Interestingly enough, it’s these people that get stuck doing it forever. They are the ones that, bitter about their job, sink into a pit of gossip and anger, complaining about everything that takes place in a restaurant, and all the people that work there. From the start to the end of the shift, there’s nothing they’d rather do less than work – and this translated to their guests as well – leading to a worse tip, leading to more bitching. Wouldn’t you know, when the time finally comes to find another job, the mentality does not change, but the position DOES. So, as the gossiping crap-attitude continues, eventually this person is let go from the company that, regularly, is driven by type-A personalities that have no interest in that bullshit. What’s left? Back to the restaurant business. The world of forced hours, and random days off. To the person forced back into the world they hated, the word “hospitality” does not exist in any form, as it’s too choc-full of altruism for someone to understand, and doesn’t offer enough commiseration for their needs.

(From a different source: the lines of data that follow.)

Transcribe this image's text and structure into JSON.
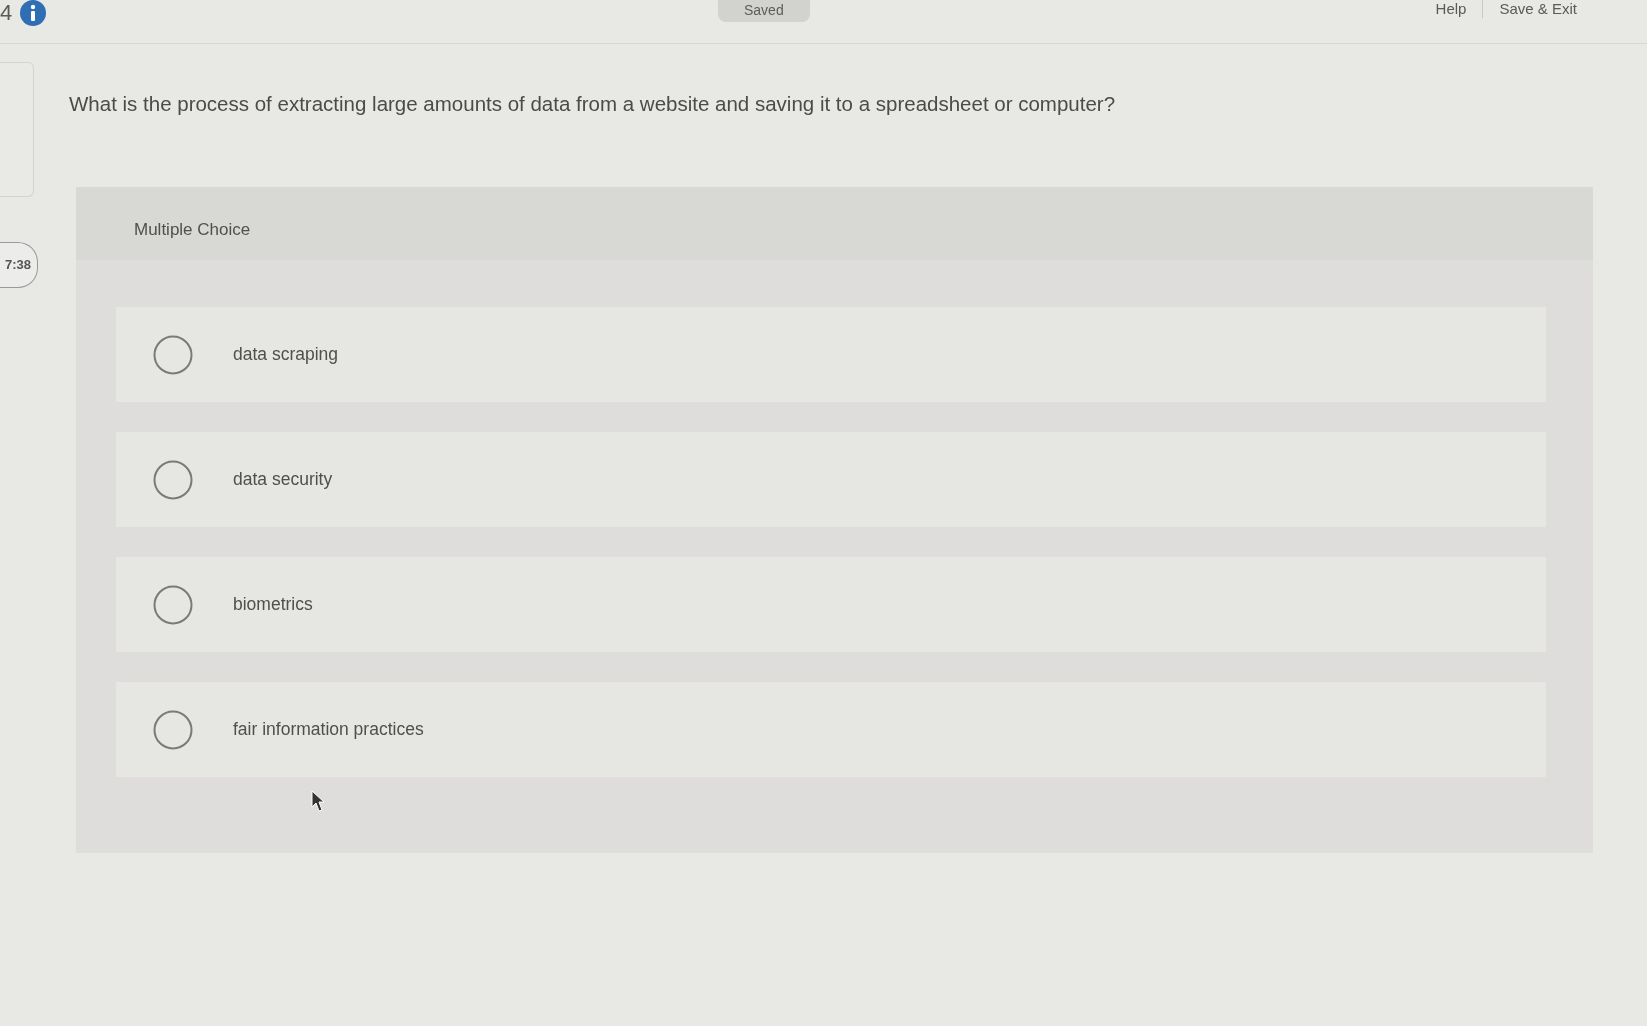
{
  "header": {
    "question_number": "4",
    "status": "Saved",
    "links": [
      "Help",
      "Save & Exit"
    ]
  },
  "timer": "7:38",
  "question": {
    "prompt": "What is the process of extracting large amounts of data from a website and saving it to a spreadsheet or computer?",
    "type_label": "Multiple Choice",
    "options": [
      {
        "label": "data scraping",
        "selected": false
      },
      {
        "label": "data security",
        "selected": false
      },
      {
        "label": "biometrics",
        "selected": false
      },
      {
        "label": "fair information practices",
        "selected": false
      }
    ]
  }
}
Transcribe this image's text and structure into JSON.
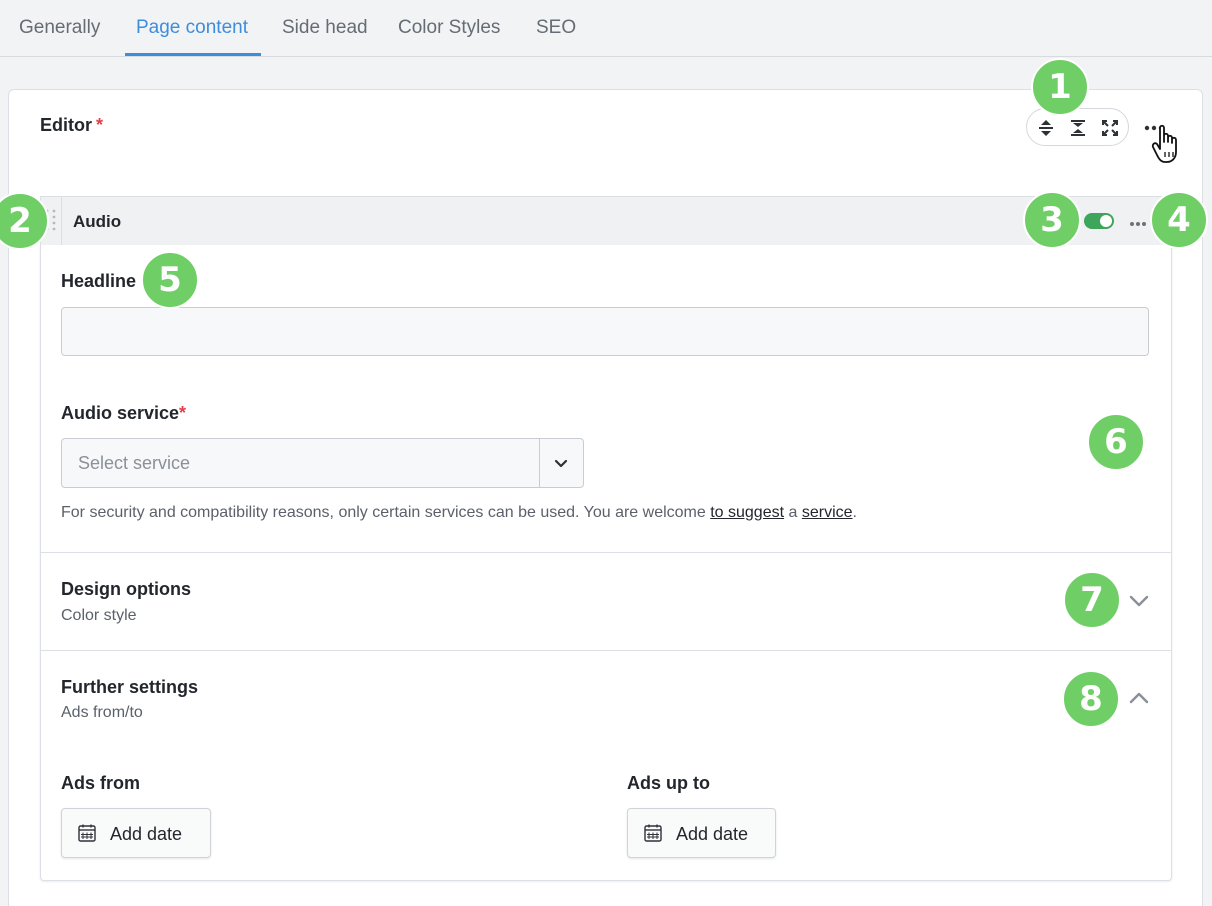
{
  "tabs": [
    {
      "label": "Generally"
    },
    {
      "label": "Page content"
    },
    {
      "label": "Side head"
    },
    {
      "label": "Color Styles"
    },
    {
      "label": "SEO"
    }
  ],
  "active_tab": "Page content",
  "editor": {
    "title": "Editor",
    "required_mark": "*",
    "toolbar_icons": [
      "collapse-all-icon",
      "expand-all-icon",
      "fullscreen-icon"
    ],
    "more_icon": "more-horizontal-icon"
  },
  "block": {
    "title": "Audio",
    "enabled": true,
    "headline_label": "Headline",
    "headline_value": "",
    "service_label": "Audio service",
    "required_mark": "*",
    "service_placeholder": "Select service",
    "hint_prefix": "For security and compatibility reasons, only certain services can be used. You are welcome ",
    "hint_link1": "to suggest",
    "hint_middle": " a ",
    "hint_link2": "service",
    "hint_suffix": ".",
    "design_title": "Design options",
    "design_sub": "Color style",
    "further_title": "Further settings",
    "further_sub": "Ads from/to",
    "ads_from_label": "Ads from",
    "ads_to_label": "Ads up to",
    "add_date_label": "Add date"
  },
  "badges": [
    "1",
    "2",
    "3",
    "4",
    "5",
    "6",
    "7",
    "8"
  ],
  "colors": {
    "accent": "#3d8ddb",
    "toggle_on": "#3fa55b",
    "badge": "#6fcf66",
    "required": "#e0414b"
  }
}
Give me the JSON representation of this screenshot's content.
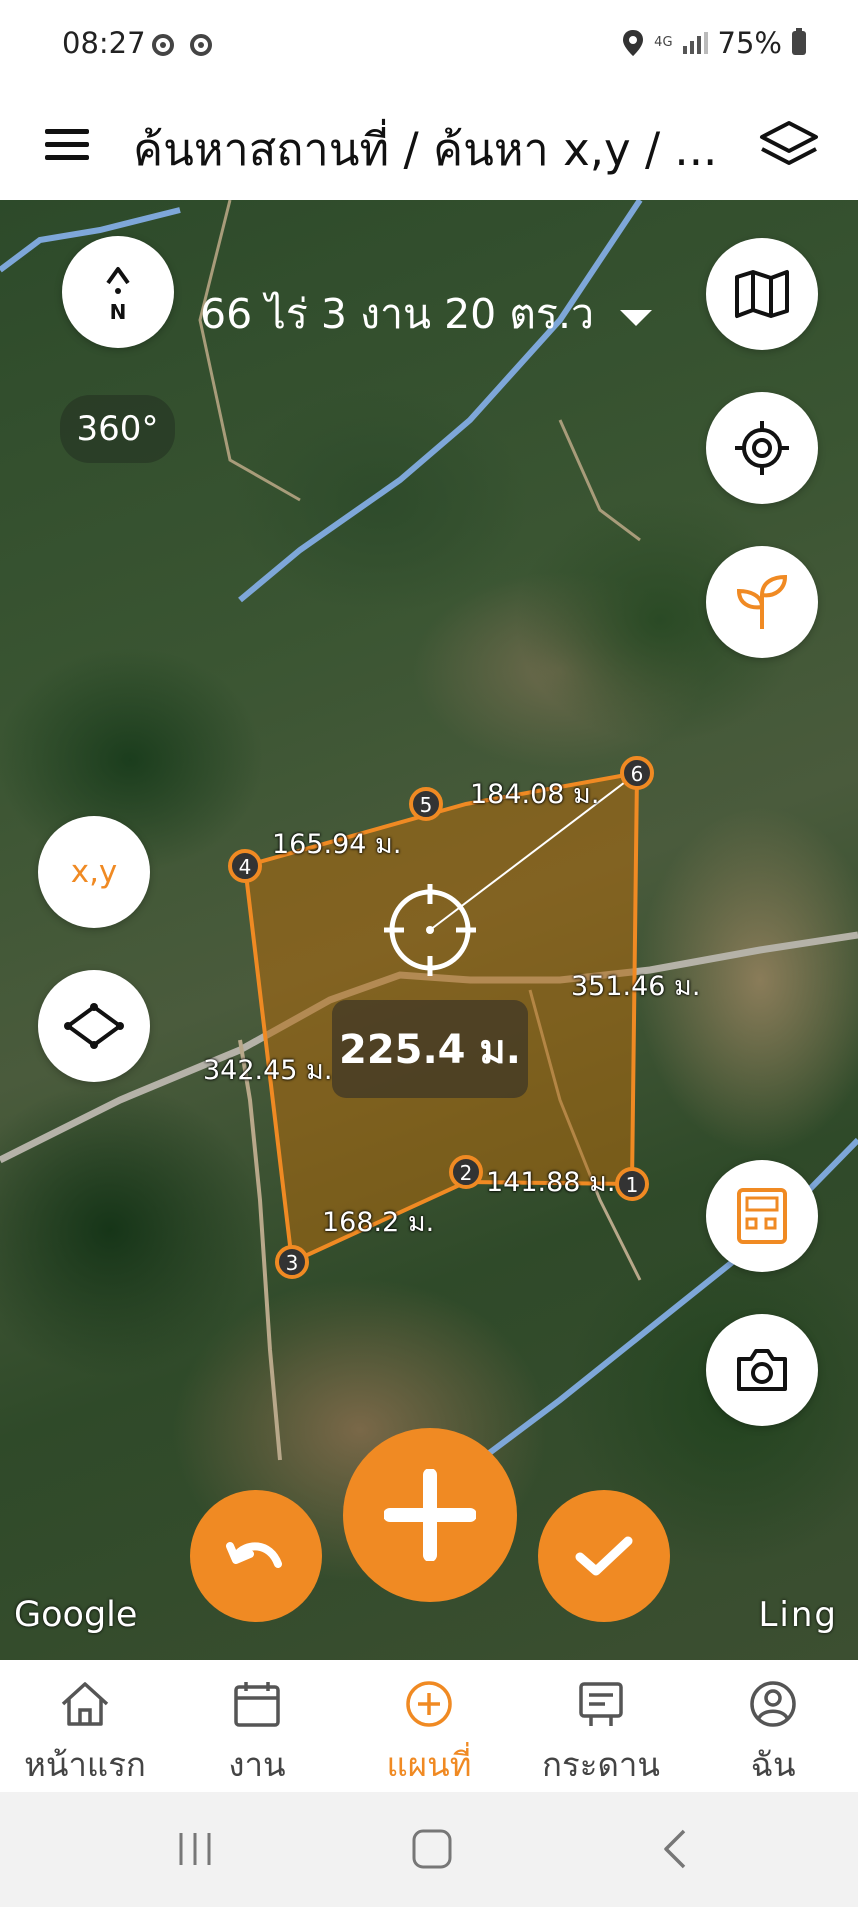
{
  "status_bar": {
    "time": "08:27",
    "network": "4G",
    "battery": "75%"
  },
  "header": {
    "title": "ค้นหาสถานที่ / ค้นหา x,y / ..."
  },
  "map": {
    "area": "66 ไร่ 3 งาน 20 ตร.ว",
    "compass_label": "N",
    "rotation_label": "360°",
    "xy_button": "x,y",
    "distance": "225.4 ม.",
    "points": [
      "1",
      "2",
      "3",
      "4",
      "5",
      "6"
    ],
    "edges": [
      "141.88 ม.",
      "168.2 ม.",
      "342.45 ม.",
      "165.94 ม.",
      "184.08 ม.",
      "351.46 ม."
    ],
    "map_attribution": "Google",
    "watermark": "Ling",
    "accent_color": "#f08a23"
  },
  "nav": {
    "items": [
      {
        "label": "หน้าแรก",
        "icon": "home-icon"
      },
      {
        "label": "งาน",
        "icon": "calendar-icon"
      },
      {
        "label": "แผนที่",
        "icon": "plus-circle-icon"
      },
      {
        "label": "กระดาน",
        "icon": "board-icon"
      },
      {
        "label": "ฉัน",
        "icon": "user-icon"
      }
    ]
  }
}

My feelings on this are strong, because so too are my feelings on professionalism within the industry. The pride with which some of us try to hold ourselves, in this world of such low expectations for service, defines many of us, and our inability to convey that with fellow restaurant employees – nothing should take priority over the moment in a restaurant, and the moment should be entirely about your guest. It’s a zen moment when you capture, as many of my friends have, that feeling like the table, station, or floor is yours. You are invincible because your guests want for nothing. You are invincible because they will come back to let you care for them again and again, and even pay you to do the same. This is what we do. To become intoxicated with the endeavor to succeed by creating an experience, and satisfying desires of your hosted guests is to know what it means to be a true restaurant professional, and not a wandering mercenary en route to to something “better” or more “permanent.” Done right, there is nothing that is either.
I may be asked almost every day when I plan to get a “real job,” but I’m not so sure I need one.